After watching four tutorials on cleaning ovens on Youtube, I change into gym shorts. I clean the oven for a half an hour, dispose of the now ruined towels, and bring out the trash. Then I come back up and look at the list of exercises I have to do today. Three 7 minute sessions of various exercises that I have been tweaking for two years or so. I run my finger down the list and take the stop watch from my bookshelf.

But first, tomorrow’s lesson needs to be planned! What was I thinking!? I break out the book and realize with disappointment that I planned it on Friday afternoon. What a weenie. I go on the prowl; something must need to be planned, cleaned, fixed, or written.

Nothing needs to be done more urgently than when I am supposed to work out. Projects and ideas that have been on the back burner for a week take on an extreme urgency. I wash 80% of the dishes in my kitchen sink while wearing gym shorts. The benefit of this tendency is that things get done: my flat is clean, things get fixed, lessons get planned, and books get written. But often my productivity is due to the fact that I am avoiding doing something else.

Professor Eric Hayot calls this kind of procrastination “virtuous procrastination.” The idea is that procrastination doesn’t always take the form of lounging in front of the TV or scrolling through Facebook. Sometimes it’s the accomplishment of very reasonable and necessary tasks that we can definitely rationalize. Writing reports for work is certainly a reasonable (and virtuous) excuse for not getting to your unfinished short story, spending the day on Facebook – not so much.

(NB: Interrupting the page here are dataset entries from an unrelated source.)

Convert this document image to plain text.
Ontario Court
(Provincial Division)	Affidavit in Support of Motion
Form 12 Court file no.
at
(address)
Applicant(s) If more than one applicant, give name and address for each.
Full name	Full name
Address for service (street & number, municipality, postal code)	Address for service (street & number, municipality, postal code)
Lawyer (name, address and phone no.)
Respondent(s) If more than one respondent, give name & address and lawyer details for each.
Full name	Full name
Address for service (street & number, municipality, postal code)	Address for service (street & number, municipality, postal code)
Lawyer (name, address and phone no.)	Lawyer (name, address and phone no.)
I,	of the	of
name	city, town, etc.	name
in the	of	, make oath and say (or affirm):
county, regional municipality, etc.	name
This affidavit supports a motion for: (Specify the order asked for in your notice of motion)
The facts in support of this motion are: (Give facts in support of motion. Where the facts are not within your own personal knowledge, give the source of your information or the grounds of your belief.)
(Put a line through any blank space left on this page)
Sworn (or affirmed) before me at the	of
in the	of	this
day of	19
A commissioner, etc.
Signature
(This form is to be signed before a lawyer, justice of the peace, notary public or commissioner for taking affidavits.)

Perhaps Professor Hayot would have a good laugh at a guy writing a novel in order to avoid doing some crunches and pushups. I finally decide to get to the workout, except first I realize that his whole phenomenon is a great idea for a blog post, so I sit down to write. 599 words later, here I am in my gym shorts writing meta humor.

I’m going to do my work out now. Once I make that decision I leap on it like a puma.